Martin Wirth Absolut. Warum nicht? Wir sprechen jedes Jahr mit 50 bis 100 mittleren und kleinen Unternehmen, teilweise mehrmals. Wir beteiligen uns immer wieder an IPOs, sind Partner bei Kapitalerhöhungen. Der deutsche Mittelstand trägt die stärkste europäische Volkswirtschaft entscheidend mit, ist umgeben von einer der weltweit besten Hochschullandschaften, hat Kompetenz im Erobern internationaler Märkte. Und der deutsche Mittelstand ist sehr vielfältig. Hier die besten und aussichtsreichsten Unternehmen zu entdecken, ist immer wieder lohnend. Gerade im Moment sind viele gute Mittelständler nur moderat bewertet, teilweise auch deutlich unterbewertet.

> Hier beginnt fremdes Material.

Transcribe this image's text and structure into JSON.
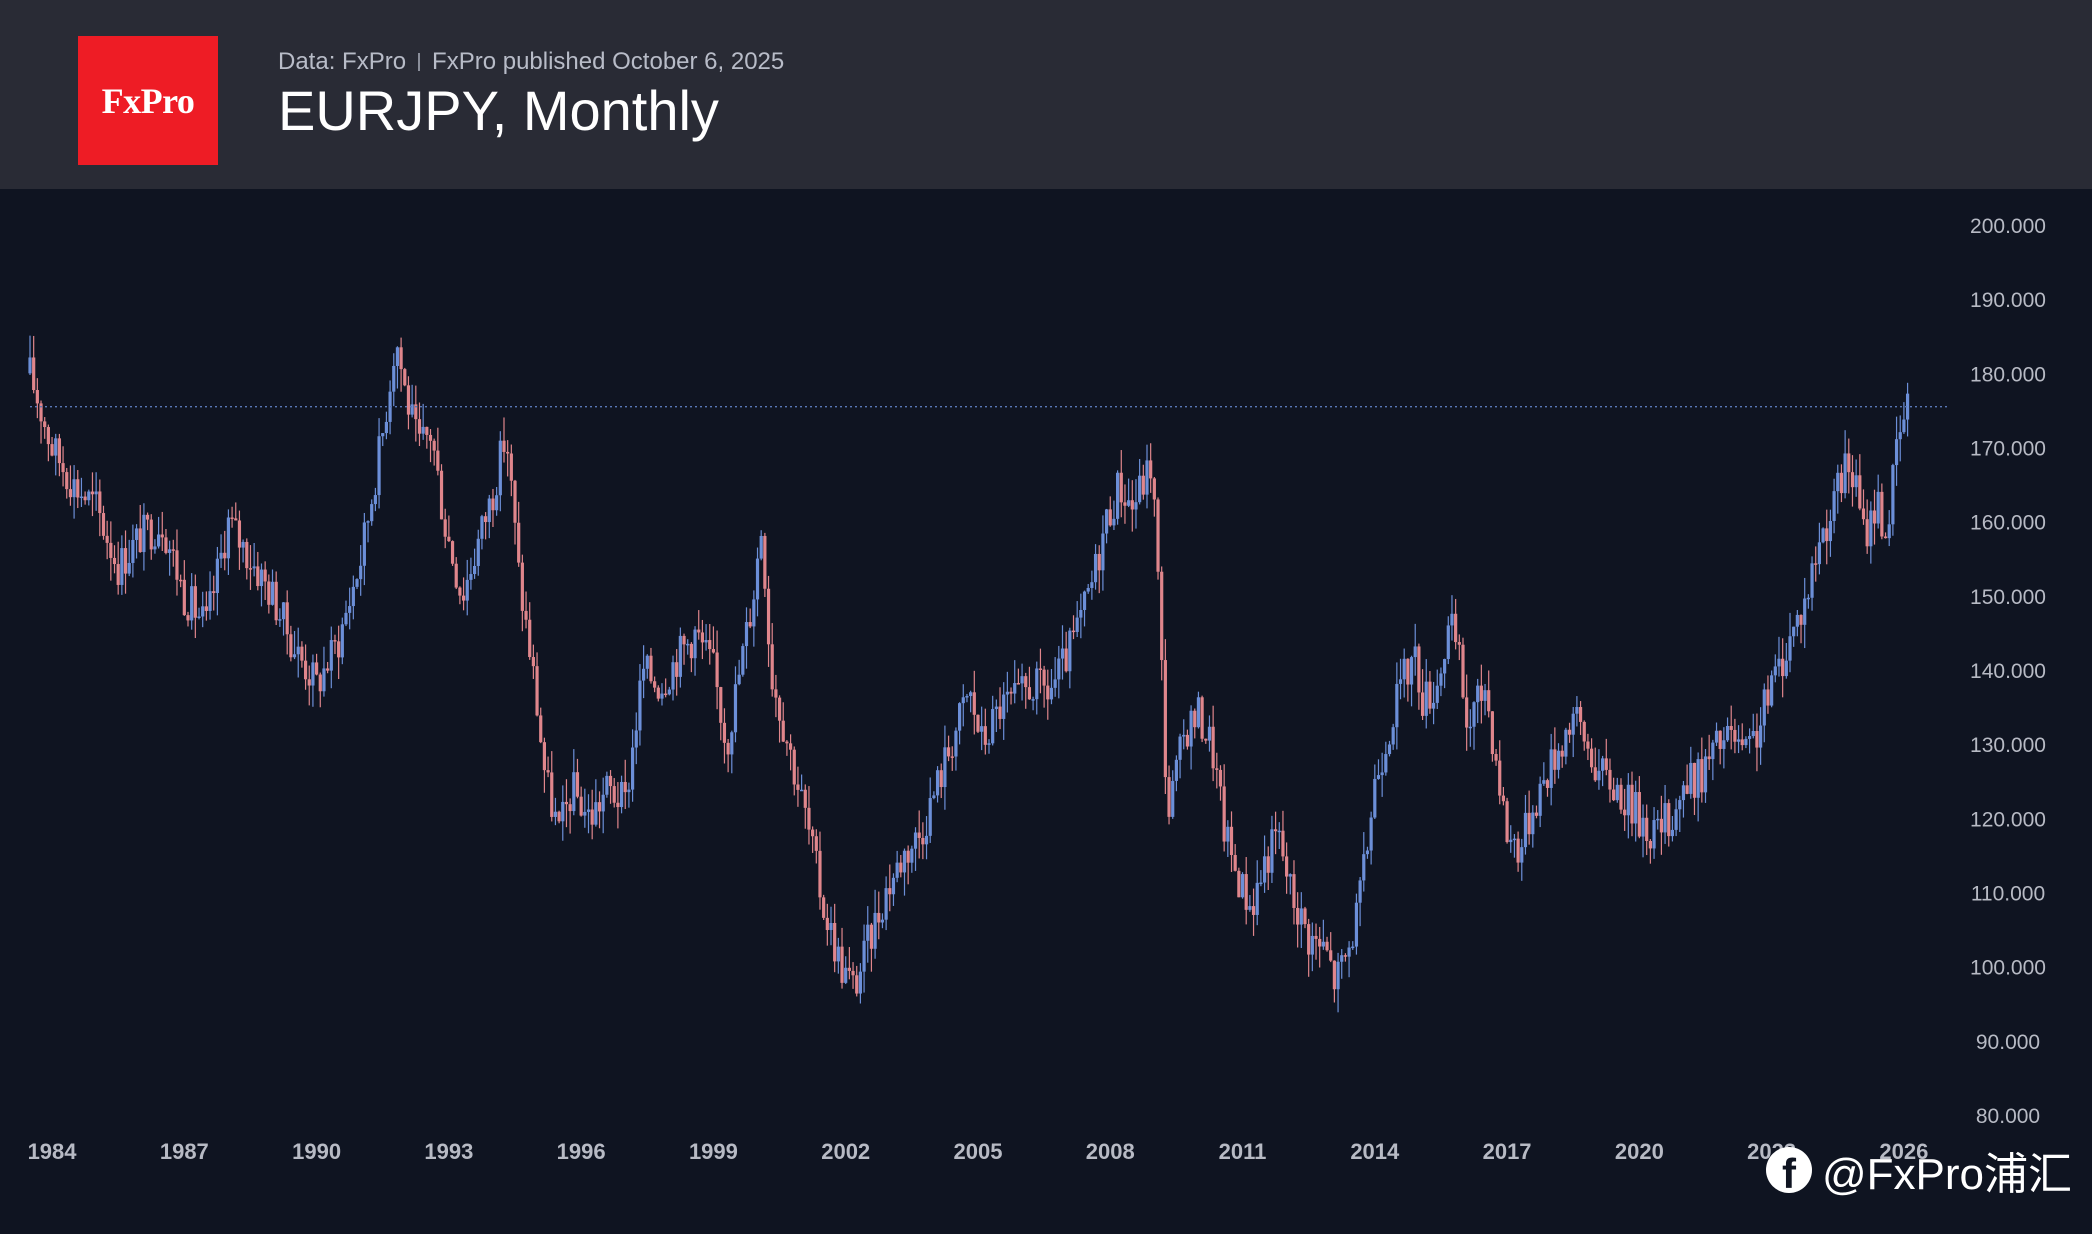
{
  "header": {
    "logo": "FxPro",
    "source": "Data: FxPro",
    "published": "FxPro published October 6, 2025",
    "title": "EURJPY, Monthly"
  },
  "watermark": {
    "text": "@FxPro浦汇",
    "icon": "facebook-icon"
  },
  "colors": {
    "background": "#0f1421",
    "header_bg": "#292b35",
    "logo_bg": "#ee1c25",
    "up": "#6c8fd8",
    "down": "#e0868c",
    "axis_text": "#b7bac4",
    "price_line": "#5a78b8"
  },
  "chart_data": {
    "type": "candlestick",
    "symbol": "EURJPY",
    "timeframe": "Monthly",
    "ylim": [
      80,
      200
    ],
    "y_ticks": [
      "80.000",
      "90.000",
      "100.000",
      "110.000",
      "120.000",
      "130.000",
      "140.000",
      "150.000",
      "160.000",
      "170.000",
      "180.000",
      "190.000",
      "200.000"
    ],
    "x_ticks": [
      "1984",
      "1987",
      "1990",
      "1993",
      "1996",
      "1999",
      "2002",
      "2005",
      "2008",
      "2011",
      "2014",
      "2017",
      "2020",
      "2023",
      "2026"
    ],
    "x_range": [
      1983.5,
      2027.0
    ],
    "last_price_line": 175.5,
    "price_path": [
      [
        1983.5,
        180
      ],
      [
        1984.0,
        170
      ],
      [
        1984.5,
        165
      ],
      [
        1985.0,
        162
      ],
      [
        1985.5,
        154
      ],
      [
        1986.0,
        158
      ],
      [
        1986.5,
        160
      ],
      [
        1987.0,
        150
      ],
      [
        1987.5,
        146
      ],
      [
        1988.0,
        160
      ],
      [
        1988.5,
        155
      ],
      [
        1989.0,
        150
      ],
      [
        1989.5,
        143
      ],
      [
        1990.0,
        138
      ],
      [
        1990.5,
        144
      ],
      [
        1991.0,
        155
      ],
      [
        1991.5,
        172
      ],
      [
        1991.8,
        185
      ],
      [
        1992.0,
        178
      ],
      [
        1992.3,
        170
      ],
      [
        1992.6,
        172
      ],
      [
        1992.9,
        160
      ],
      [
        1993.3,
        150
      ],
      [
        1993.7,
        158
      ],
      [
        1994.0,
        164
      ],
      [
        1994.3,
        172
      ],
      [
        1994.6,
        152
      ],
      [
        1994.9,
        140
      ],
      [
        1995.2,
        125
      ],
      [
        1995.5,
        118
      ],
      [
        1995.8,
        124
      ],
      [
        1996.2,
        120
      ],
      [
        1996.6,
        124
      ],
      [
        1997.0,
        122
      ],
      [
        1997.4,
        140
      ],
      [
        1997.8,
        138
      ],
      [
        1998.2,
        142
      ],
      [
        1998.6,
        145
      ],
      [
        1999.0,
        140
      ],
      [
        1999.3,
        130
      ],
      [
        1999.6,
        140
      ],
      [
        1999.9,
        150
      ],
      [
        2000.1,
        160
      ],
      [
        2000.3,
        140
      ],
      [
        2000.7,
        130
      ],
      [
        2001.1,
        120
      ],
      [
        2001.5,
        108
      ],
      [
        2001.9,
        100
      ],
      [
        2002.2,
        97
      ],
      [
        2002.5,
        103
      ],
      [
        2002.9,
        110
      ],
      [
        2003.3,
        115
      ],
      [
        2003.7,
        118
      ],
      [
        2004.1,
        125
      ],
      [
        2004.5,
        132
      ],
      [
        2004.8,
        137
      ],
      [
        2005.1,
        130
      ],
      [
        2005.5,
        135
      ],
      [
        2005.9,
        136
      ],
      [
        2006.2,
        138
      ],
      [
        2006.6,
        137
      ],
      [
        2006.9,
        140
      ],
      [
        2007.3,
        146
      ],
      [
        2007.6,
        152
      ],
      [
        2007.9,
        160
      ],
      [
        2008.2,
        165
      ],
      [
        2008.5,
        162
      ],
      [
        2008.8,
        166
      ],
      [
        2008.95,
        168
      ],
      [
        2009.1,
        150
      ],
      [
        2009.3,
        120
      ],
      [
        2009.7,
        132
      ],
      [
        2010.0,
        134
      ],
      [
        2010.3,
        130
      ],
      [
        2010.6,
        118
      ],
      [
        2010.9,
        112
      ],
      [
        2011.2,
        108
      ],
      [
        2011.5,
        114
      ],
      [
        2011.8,
        118
      ],
      [
        2012.1,
        110
      ],
      [
        2012.5,
        104
      ],
      [
        2012.9,
        102
      ],
      [
        2013.1,
        98
      ],
      [
        2013.4,
        102
      ],
      [
        2013.7,
        110
      ],
      [
        2014.0,
        125
      ],
      [
        2014.3,
        132
      ],
      [
        2014.6,
        138
      ],
      [
        2014.9,
        142
      ],
      [
        2015.1,
        136
      ],
      [
        2015.4,
        138
      ],
      [
        2015.7,
        146
      ],
      [
        2015.9,
        142
      ],
      [
        2016.1,
        132
      ],
      [
        2016.5,
        138
      ],
      [
        2016.8,
        126
      ],
      [
        2017.0,
        118
      ],
      [
        2017.3,
        116
      ],
      [
        2017.6,
        122
      ],
      [
        2017.9,
        126
      ],
      [
        2018.2,
        130
      ],
      [
        2018.5,
        134
      ],
      [
        2018.8,
        130
      ],
      [
        2019.1,
        126
      ],
      [
        2019.5,
        124
      ],
      [
        2019.9,
        121
      ],
      [
        2020.3,
        118
      ],
      [
        2020.7,
        120
      ],
      [
        2021.0,
        124
      ],
      [
        2021.4,
        126
      ],
      [
        2021.8,
        130
      ],
      [
        2022.1,
        131
      ],
      [
        2022.4,
        128
      ],
      [
        2022.7,
        132
      ],
      [
        2023.0,
        138
      ],
      [
        2023.4,
        144
      ],
      [
        2023.8,
        150
      ],
      [
        2024.1,
        158
      ],
      [
        2024.4,
        162
      ],
      [
        2024.7,
        168
      ],
      [
        2024.9,
        165
      ],
      [
        2025.1,
        158
      ],
      [
        2025.4,
        163
      ],
      [
        2025.6,
        158
      ],
      [
        2025.8,
        168
      ],
      [
        2026.0,
        174
      ],
      [
        2026.1,
        175.5
      ]
    ]
  }
}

FPM ist selbst eine kleine unabhängige Firma. Wie meistern Sie den Wettbewerb mit großen Fondsgesellschaften?

Wirth Wir werden über unsere Leistung bemerkt, nicht etwa durch unsere Vertriebsstärke oder laute Werbung. Oft waren wir überdurchschnittlich erfolgreich – das war für uns immer die beste Werbung. Und immerhin fünf Mal lagen unsere Fonds im Segment der deutschen Aktien auf Platz 1 von jeweils über 100 Fonds, zuletzt 2017. Aber wichtiger ist, dass wir uns tatsächlich anders definieren als die großen Gesellschaften. Ich denke, man sollte uns nicht als Konkurrenten von DWS, Fidelity oder Blackrock sehen, sondern wir gehen in den Markt mit einem ergänzenden Angebot für Investoren, die Interesse an mehrjährigem Erfolg haben.

Inwiefern eine Ergänzung?

Wirth Was wir tun, machen wir eben anders als große Fonds. Zum Beispiel „streuen“ wir das Kapital nicht nach quantitativen Kriterien über diverse Segmente aus, sondern handeln als echte Stockpicker. Es gibt bei uns kein Investment, das nicht durch sich selbst gerechtfertigt ist, das also auf aufwendigem, individuellem Research und Analysen beruht, die große Gesellschaften so fokussiert gar nicht leisten können oder wollen.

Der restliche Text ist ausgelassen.